Антивоенные протесты стали для объективистов отличной возможностью начать практиковать то, к чему они призывали – и они охотно представляли себя как одинокий аванпост порядка и рациональности в море мистицизма и хаоса. При всем критическом отношении Рэнд к американской системе высшего образования, студенты-объективисты, все же, стремились отстоять академическую функцию университетов.
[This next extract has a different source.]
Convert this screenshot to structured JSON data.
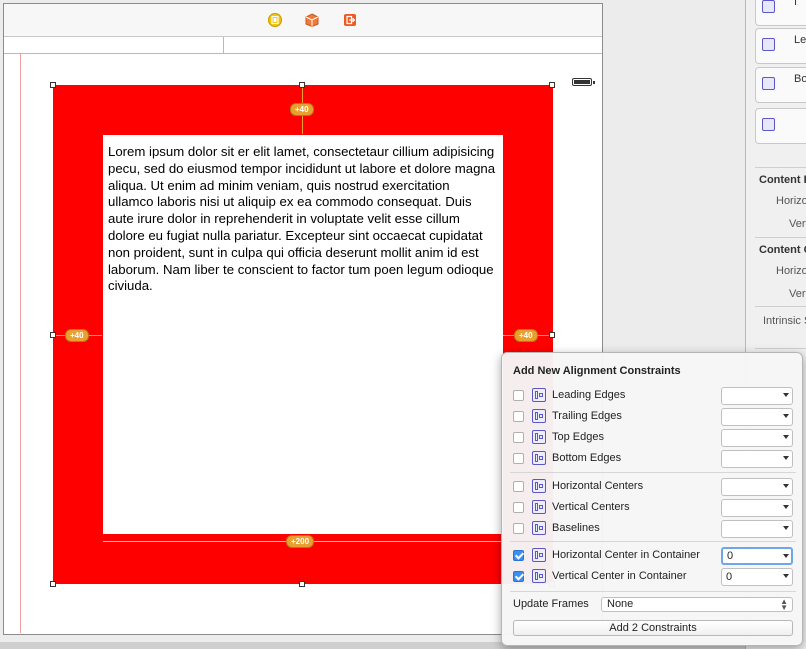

Руководство по защите прав собственности утверждало, что он был создан для того, чтобы «работать в атмосфере ненасилия, которая необходима для прогресса в обучении», и предупреждал, что Колумбийский университет, являвшийся центром образования, находится под угрозой со стороны «толпы бородатых наркоманов-коммунистов». Протестующие из числа объективистов демонстрировали, что их намерения заключаются в первую очередь в том, чтобы учиться и получать знания, а не брать управление образовательными учреждениями под свой контроль. Объективисты выражали свое восхищение идеями, а не политическими программами (хотя в конечном итоге именно идеи и приводили к политическим переменам). Их версия восстания была принципиально схоластической: читать философию вместо того, чтобы захватывать здания.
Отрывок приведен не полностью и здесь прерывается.